YOU’RE WELCOME: Mayor de Blasio Agrees that Transportation Planning IS Important

The mayor on Wednesday.
The mayor on Wednesday.

The de Blasio administration has bolstered its list of post-COVID “recovery panels” to include a task force on transportation — with the mayor saying his goal is to move New York City “away from so much dependence on cars.”

Mayor de Blasio was widely criticized (and not just on Streetsblog!) for ignoring transportation when identified eight sectors of the economy — such as retail businesses, cultural institutions, public health, etc. — that would need substantial planning as the economy eventually reopens.

new transportation panel
The new (full) list.

Indeed, transportation issues — such as mitigating the influx of car traffic and danger as people initially shun transit — will be central to planning the post-COVID city.

On Wednesday, the mayor agreed (and even thanked Streetsblog for pushing him on the issue). In his daily press conference, we asked him to explain his thinking now that “surface transportation” had gotten its own panel.

You raised a couple of good points about what it is going to mean for the future to come back differently in this city in terms of transportation. The [initial] panels were about immediate restart issues [but] a certain amount of our transportation has continued unabated, so it’s not the same level of restart. … But even though it’s less about the restart, it’s very very important to what happens in the months thereafter. And we want to start planning now. I want to thank you, Gersh, and some of your colleagues, about [pointing out] whether this is an inflection point? Is this a moment to think how we get away from so much dependence on cars? And the answer is yes.

We need to see this as a transformational moment, even with all the pain and even with all the challenges, we are not going to bring New York City back the way it was. We are going to bring it back in some ways that are different and better. And because we are in a transformational moment, we can rethink some things and do them differently.

He said the task force — whose members have not been publicly released, if indeed, they’ve even been named yet — would focus less on “the immediate restart decisions” and more on “how we think about the months and years ahead.”

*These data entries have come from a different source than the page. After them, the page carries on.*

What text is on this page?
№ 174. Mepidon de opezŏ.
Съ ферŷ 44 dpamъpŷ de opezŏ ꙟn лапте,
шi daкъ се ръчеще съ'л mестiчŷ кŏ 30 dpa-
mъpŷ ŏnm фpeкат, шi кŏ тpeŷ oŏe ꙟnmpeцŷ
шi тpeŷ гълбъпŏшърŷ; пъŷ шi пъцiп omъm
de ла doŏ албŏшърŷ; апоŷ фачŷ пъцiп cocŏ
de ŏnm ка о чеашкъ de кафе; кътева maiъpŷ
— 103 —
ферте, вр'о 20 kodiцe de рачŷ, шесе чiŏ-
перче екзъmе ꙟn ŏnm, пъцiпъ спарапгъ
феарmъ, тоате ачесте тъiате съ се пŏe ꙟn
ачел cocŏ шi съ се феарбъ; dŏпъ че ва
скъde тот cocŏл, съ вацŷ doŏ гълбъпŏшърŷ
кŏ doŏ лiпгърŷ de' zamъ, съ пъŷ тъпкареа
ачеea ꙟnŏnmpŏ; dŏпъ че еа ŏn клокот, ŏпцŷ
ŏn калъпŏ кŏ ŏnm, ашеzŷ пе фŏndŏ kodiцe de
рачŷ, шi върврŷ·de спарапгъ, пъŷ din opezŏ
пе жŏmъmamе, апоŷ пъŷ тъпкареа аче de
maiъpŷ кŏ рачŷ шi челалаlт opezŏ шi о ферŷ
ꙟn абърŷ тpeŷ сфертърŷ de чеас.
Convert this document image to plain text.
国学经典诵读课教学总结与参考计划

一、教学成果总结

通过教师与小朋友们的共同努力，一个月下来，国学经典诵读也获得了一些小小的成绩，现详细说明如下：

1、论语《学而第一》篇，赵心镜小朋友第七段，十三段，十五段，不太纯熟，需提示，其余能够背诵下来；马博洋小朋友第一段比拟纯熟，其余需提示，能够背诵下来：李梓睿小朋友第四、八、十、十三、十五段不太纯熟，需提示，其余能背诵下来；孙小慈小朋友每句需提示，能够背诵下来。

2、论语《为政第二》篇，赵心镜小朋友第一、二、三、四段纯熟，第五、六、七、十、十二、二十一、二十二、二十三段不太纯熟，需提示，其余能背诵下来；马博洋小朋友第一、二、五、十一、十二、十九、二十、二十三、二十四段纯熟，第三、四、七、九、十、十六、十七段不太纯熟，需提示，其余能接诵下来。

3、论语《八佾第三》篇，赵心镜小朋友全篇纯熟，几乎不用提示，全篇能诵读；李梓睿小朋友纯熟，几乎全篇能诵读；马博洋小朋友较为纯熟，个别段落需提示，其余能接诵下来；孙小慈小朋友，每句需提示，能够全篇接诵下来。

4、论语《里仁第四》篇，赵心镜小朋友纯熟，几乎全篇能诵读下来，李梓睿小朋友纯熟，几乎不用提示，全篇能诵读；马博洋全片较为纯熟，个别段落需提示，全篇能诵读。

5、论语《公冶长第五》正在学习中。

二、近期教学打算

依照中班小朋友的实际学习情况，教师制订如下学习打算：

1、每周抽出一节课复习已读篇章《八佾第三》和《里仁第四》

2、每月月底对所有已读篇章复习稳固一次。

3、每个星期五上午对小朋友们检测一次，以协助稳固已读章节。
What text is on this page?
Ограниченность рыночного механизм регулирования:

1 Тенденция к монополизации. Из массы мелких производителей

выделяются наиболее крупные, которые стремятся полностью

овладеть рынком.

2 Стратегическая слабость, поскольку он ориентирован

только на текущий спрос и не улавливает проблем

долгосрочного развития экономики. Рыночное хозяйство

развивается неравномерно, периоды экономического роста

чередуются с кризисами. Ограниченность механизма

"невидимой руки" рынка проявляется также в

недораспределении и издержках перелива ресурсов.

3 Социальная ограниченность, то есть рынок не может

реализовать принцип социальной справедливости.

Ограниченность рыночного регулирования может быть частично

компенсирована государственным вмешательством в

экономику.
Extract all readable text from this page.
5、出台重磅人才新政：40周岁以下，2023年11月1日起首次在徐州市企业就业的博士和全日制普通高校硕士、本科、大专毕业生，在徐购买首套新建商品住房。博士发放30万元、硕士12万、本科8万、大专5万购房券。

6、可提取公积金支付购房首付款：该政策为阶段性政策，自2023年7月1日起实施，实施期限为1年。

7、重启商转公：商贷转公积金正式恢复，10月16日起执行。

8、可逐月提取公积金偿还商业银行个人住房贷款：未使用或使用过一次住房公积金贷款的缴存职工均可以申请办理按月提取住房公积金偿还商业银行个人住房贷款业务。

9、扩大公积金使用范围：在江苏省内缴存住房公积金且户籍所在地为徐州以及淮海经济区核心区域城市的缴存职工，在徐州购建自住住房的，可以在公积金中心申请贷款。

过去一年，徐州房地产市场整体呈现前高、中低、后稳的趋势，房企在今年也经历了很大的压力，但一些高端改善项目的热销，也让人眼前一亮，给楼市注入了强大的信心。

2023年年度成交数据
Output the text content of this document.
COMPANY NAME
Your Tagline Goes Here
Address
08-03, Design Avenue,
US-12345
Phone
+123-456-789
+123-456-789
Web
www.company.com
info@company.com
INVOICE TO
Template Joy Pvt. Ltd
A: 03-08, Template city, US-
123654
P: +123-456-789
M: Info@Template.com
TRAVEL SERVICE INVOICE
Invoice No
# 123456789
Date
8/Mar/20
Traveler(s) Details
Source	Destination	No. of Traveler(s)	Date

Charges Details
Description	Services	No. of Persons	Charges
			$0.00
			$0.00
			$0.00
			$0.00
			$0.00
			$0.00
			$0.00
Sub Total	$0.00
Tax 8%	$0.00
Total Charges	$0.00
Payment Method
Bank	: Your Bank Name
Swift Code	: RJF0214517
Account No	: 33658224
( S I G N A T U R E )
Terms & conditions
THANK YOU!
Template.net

“I want ideas on how we maximize mass transit, minimize the use of the automobile. think about this in terms of fighting global warming and pollution, think about it in terms of fighting congestion, think about it in terms of equity for communities,” he said.

Brooklyn Council Member Brad Lander said he was pleased at the news.

“It’s going to take an ambitious, coordinated, well-executed plan for our streets and our subways to safely open back up,” he said in a statement. “A lot to learn from what other cities like Paris are doing.”

That said, others pointed out that the best transportation planning is … more transportation.

And advocates are getting in line.

“Mayor de Blasio needs to seize the time to make our streets more equitable, efficient, and effective ways to get around,” said Danny Pearlstein of Riders Alliance. “In the COVID aftermath, when many people will be wary of the subway, buses should be a fast, reliable refuge. The mayor should stand up a citywide network of emergency bus lanes and corridors modeled after recent successes on 14th Street and Fresh Pond Road.

“He should start with busy streets in the Bronx and Queens identified in the MTA bus redesigns. And he should continue, more ambitiously than ever before in New York, with major corridors above or near subway routes or spanning entire boroughs including the Grand Concourse, Third Avenue, Northern Boulevard, Queens Boulevard, Eastern Parkway, and Flatbush Avenue.”

There’s naturally some concern about the limits of de Blasio’s ambitions, given how slowly he was to unveil a broad open-streets plan during the COVID-19 crisis (and then only under pressure from Gov. Cuomo and the City Council). Even the announcement of a transportation task force comes well after other major world capitals have started transforming themselves long before the crisis is over.

London, for example, is undertaking what its mayor, Sadiq Khan, calls “the biggest transformation any city of our size has ever seen to make walking and cycling a more accessible and safe means of travel.”

And Paris Mayor (and de Blasio friend) Anne Hidalgo is planning an equally transformational approach — an “anti-car program focused on remodeling the city core to make more space for pedestrians and cyclists, while barring older, more polluting cars from entering the city,” City Lab reported.

Will de Blasio’s panel make any similar recommendations? Will it boost the cycle commuting mode share from just over 1 percent into the double-digits as in many European cities? Will it remove free parking to discourage car ownership? Will it include wide pedestrianization to create safer areas for pedestrians and reduce the anxiety that comes from constant car noise?

For now, we don’t know. All the mayor said is the panel will help him plan how to “take a big jump forward by the end of this administration on how we approach transportation with an eye on the future.”

If it’s not a “big” leap, the mayor should take a big jump into early retirement, suggested one activist.

“New Yorkers don’t have to imagine what their streets would be like with less traffic. They just need to take a walk down the street or look out the window,” said Transportation Alternatives spokesman Joe Cutrufo. “The old ‘normal’ left a lot to be desired in terms of transportation in this city. So this panel has to figure out how we can hang on to the good stuff, like expanded space for walking and biking, cleaner air and diminished traffic noise. We need to take a page out of the playbook Paris and Milan are working from, and not rush back to the old car-choked normal, like Wuhan has.”